OpenAI pointed out Test results That showed that GPT-4o scored about two percentage points higher in answering general knowledge questions than previous versions of ChatGPT, illustrating that its reasoning skills had improved slightly.
Language
OpenAI also said that the new ChatGPT could perform language translations in real time, which could help you converse with someone who speaks a foreign language.
I tested ChatGPT with Mandarin and Cantonese and confirmed that it could translate phrases like “I would like to book a hotel room for next Thursday” and “I want a king-size bed.” But the accents were a little off. (To be fair, my broken Chinese isn't much better.) OpenAI said it was still working to improve accents.

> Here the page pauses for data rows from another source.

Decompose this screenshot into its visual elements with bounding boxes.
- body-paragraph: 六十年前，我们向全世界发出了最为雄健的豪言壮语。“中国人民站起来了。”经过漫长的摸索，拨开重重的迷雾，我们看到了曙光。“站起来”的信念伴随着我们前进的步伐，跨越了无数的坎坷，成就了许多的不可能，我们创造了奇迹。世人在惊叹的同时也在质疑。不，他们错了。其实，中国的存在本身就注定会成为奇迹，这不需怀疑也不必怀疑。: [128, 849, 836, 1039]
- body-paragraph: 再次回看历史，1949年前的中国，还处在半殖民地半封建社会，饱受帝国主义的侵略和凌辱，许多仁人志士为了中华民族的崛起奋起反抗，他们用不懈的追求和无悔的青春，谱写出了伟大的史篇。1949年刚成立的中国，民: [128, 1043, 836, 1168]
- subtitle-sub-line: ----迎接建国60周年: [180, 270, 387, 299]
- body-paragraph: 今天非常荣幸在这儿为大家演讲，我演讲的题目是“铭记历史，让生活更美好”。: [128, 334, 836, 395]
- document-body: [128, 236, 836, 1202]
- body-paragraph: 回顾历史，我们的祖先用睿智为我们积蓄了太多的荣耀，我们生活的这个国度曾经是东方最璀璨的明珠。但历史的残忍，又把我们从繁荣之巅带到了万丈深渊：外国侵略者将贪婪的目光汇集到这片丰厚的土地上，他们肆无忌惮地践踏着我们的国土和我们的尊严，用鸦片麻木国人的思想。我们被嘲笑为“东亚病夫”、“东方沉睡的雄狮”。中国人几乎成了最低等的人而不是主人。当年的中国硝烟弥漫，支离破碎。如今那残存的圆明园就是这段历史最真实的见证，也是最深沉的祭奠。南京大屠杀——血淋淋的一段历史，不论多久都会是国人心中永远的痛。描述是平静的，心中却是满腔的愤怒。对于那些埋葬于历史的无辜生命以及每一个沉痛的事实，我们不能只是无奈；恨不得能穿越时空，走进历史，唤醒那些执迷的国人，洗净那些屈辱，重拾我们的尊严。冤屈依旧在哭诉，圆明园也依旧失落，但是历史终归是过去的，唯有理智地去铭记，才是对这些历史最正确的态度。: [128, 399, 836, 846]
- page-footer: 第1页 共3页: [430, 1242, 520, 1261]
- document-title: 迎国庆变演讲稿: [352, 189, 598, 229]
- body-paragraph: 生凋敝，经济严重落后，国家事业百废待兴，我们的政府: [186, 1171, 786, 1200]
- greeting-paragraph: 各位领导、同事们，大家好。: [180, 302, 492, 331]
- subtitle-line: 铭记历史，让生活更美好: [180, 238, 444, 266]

ChatGPT-4o also stood out as an editor. When I fed it the paragraphs I wrote, it was quick and effective at removing excessive words and jargon. ChatGPT's decent performance with language translation gives me confidence that it will soon become a more useful feature.
Bottom line
One important thing OpenAI did right with ChatGPT-4o is making the technology free for people to try. Free is the right price: Since we are helping train these ai systems with our data to improve, we shouldn't have to pay for them.
The best of ai is yet to come and one day it might be a good math tutor we want to talk to. But we should believe it when we see and hear it.